Noriko Ukai (鵜飼 典子, Ukai Noriko) used to be the keyboard player for Nittle Grasper, but joins Bad Luck for a bit on Tohma's request. Once Nittle Grapser gets back together though, she leaves for good. Noriko is rude, loud, and talented. She won't take junk from any of her band members, and demands the best out of them. Often she acts like an older sister to Ryuichi.

=== Claude "K" Winchester ===
Voiced by: Ryotaru Okiayu (Japanese); Brian Maillard (English)

Claude K. Winchester, known simply as "K", is Ryuichi's former manager and now the manager for Bad Luck, K is aggressive in promoting the band. His concern is first and foremost Bad Luck, but in his shaping of the band's career, he ends up involving himself in Eiri and Shuichi's relationship. He is American, and in the original Japanese version, they played on the stereotype that Americans always have guns and will pull them out any time, any place.
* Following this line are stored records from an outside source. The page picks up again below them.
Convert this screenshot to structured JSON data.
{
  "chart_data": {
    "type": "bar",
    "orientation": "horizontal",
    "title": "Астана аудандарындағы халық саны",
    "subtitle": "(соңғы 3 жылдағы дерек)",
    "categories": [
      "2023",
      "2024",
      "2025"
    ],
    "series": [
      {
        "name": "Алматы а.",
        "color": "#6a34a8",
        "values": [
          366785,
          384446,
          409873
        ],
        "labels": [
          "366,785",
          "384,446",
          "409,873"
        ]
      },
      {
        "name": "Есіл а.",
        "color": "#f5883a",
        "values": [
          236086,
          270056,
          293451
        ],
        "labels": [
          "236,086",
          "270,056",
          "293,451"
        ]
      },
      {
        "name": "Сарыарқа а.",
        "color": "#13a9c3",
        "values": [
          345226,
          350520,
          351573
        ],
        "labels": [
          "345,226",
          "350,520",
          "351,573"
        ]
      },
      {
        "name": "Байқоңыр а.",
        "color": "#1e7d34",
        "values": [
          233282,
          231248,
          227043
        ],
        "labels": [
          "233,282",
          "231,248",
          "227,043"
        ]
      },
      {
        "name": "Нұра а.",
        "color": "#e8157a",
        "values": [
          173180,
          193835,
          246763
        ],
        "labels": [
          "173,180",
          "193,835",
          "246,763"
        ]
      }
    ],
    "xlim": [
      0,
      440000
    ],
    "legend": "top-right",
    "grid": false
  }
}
K often speaks English mixed in with his Japanese. Also in the manga it is shown that K has a family; he has a wife named Judy, and a son named Michael.

=== Mr. Sakano ===
Voiced by: Takehito Koyasu (Japanese); Bill Timoney (English, as Billy Regan)

A very stressed worker, Sakano (坂野) (first name unknown) worships Tohma and tries to be the perfect business man for him no matter what. Sakano takes every opportunity, though he's not as conniving as K. Sakano has a tendency of panicking that often makes him seem like nothing but an overly nervous salaryman. Nevertheless, he takes Bad Luck seriously, and has even gone against Tohma in order to secure their success.

=== Mika Seguchi ===
Voiced by: Hiromi Tsuru (Japanese); Debora Rabbai (English, as Angora Deb)
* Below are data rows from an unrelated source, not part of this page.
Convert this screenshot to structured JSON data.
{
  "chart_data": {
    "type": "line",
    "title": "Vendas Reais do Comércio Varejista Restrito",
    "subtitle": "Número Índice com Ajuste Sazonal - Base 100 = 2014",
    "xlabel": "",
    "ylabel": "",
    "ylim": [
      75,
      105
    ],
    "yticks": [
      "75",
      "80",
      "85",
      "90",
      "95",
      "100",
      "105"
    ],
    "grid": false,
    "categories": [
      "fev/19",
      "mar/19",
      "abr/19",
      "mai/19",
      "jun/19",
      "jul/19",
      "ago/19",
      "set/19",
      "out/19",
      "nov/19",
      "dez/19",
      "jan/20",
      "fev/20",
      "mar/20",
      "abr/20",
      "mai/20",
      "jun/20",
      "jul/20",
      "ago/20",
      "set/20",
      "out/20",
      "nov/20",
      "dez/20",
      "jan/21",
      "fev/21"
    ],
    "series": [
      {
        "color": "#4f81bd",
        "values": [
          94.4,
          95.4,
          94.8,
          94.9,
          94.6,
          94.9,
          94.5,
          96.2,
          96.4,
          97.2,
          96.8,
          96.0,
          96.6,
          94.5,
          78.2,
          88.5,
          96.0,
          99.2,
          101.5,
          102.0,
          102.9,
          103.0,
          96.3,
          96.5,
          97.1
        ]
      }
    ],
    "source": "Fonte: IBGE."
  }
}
Mika Seguchi (瀬口 美華, Seguchi Mika) is Eiri's older sister and Tohma's wife. She's beautiful, yet cold. She looks quite a bit like Eiri except with longer hair and makeup. In book one, she wanted to make Eiri see his dying father, bribing Shuichi with her own husband (Tohma). Later in the manga series we find out she and Tohma are going to have a child.

=== Tatsuha Uesugi ===
Voiced by: Hideo Ishikawa (Japanese); Jason Griffith (English); Hannes Maurer (German)
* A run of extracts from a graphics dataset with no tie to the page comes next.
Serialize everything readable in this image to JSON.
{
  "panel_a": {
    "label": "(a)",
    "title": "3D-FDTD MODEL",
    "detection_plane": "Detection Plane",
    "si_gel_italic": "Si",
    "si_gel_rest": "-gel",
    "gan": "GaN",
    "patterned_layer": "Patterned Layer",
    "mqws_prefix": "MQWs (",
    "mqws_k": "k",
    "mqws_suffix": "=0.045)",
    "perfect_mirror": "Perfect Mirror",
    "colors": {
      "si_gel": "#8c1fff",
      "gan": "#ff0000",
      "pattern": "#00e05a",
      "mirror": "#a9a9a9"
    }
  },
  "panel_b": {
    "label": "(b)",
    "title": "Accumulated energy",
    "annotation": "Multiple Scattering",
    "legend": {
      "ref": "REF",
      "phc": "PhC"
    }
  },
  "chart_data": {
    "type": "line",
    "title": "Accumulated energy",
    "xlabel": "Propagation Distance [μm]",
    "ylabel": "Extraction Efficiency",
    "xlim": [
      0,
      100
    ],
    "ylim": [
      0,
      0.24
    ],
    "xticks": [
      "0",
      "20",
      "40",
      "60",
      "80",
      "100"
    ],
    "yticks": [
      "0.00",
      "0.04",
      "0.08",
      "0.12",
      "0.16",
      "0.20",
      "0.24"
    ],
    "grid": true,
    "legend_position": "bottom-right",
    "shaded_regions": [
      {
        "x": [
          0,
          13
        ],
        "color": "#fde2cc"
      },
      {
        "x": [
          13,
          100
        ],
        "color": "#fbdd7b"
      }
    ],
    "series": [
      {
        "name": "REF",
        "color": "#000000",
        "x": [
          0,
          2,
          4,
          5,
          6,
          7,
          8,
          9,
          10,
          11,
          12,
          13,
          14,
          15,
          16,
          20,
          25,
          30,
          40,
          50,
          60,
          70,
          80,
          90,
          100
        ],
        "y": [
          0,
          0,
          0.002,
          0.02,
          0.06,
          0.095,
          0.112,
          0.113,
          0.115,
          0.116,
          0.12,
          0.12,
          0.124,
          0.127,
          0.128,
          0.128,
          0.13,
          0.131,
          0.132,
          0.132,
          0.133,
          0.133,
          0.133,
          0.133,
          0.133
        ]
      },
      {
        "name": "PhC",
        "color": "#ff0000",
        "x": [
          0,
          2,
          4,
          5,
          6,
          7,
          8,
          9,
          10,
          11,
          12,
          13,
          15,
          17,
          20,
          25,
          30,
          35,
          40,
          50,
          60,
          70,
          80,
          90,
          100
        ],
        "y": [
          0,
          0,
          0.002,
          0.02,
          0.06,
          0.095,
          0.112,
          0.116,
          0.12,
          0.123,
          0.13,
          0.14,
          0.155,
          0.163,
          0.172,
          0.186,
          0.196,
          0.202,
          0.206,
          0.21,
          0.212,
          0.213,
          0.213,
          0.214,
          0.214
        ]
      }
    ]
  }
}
Tatsuha Uesugi (上杉 樹把, Uesugi Tatsuha) is Eiri's brother, who has the same voice and characteristics as his older brother, but with black hair and eyes. Tatsuha is obsessed with Ryūichi and watches his Nittle Grasper video repetitively. He's quite the perverted and obsessive fan, not to mention a 16-year-old monk.

=== Ayaka Usami ===
Voiced by: Rie Tanaka (Japanese); Rachael Lillis (English)

Ayaka Usami (宇佐美 綾加, Usami Ayaka) is betrothed to Eiri and likes him very much, but wants what's best for him, so she lets Shuichi stay with Eiri and tries to give up on him. Hiro has a crush on her and later they go on a date together.

=== Reiji ===
Voiced by: Miki Nagasawa

Reiji (レイジ) originally works for the American record company XMR of which her father is the president. She tries to get Shuichi to sign with XMR when he leaves Japan after Eiri breaks up with him. Further continuing the Americans-with-guns stereotype, Reiji is often seen with some sort of projectile weapon, which is more often than not a bazooka. Reiji's ultimate weapon however is her giant Panda mecha, in reference to the fact that she wears glasses, a common insult to meganekko. During his stay in New York, Reiji falls in love with Shuichi, but does not quite understands these feelings at first. She accepts that it can only be a one-sided affection, though that does not stop her from following him back to Japan and becomes Bad Luck's temporary manager while K is suspended. She continues to hang around after his return until Ryuichi decides he wants to return to the U.S. and be an actor; Reiji returns with him to be his new manager.

Reiji only appears in the manga and the drama CD.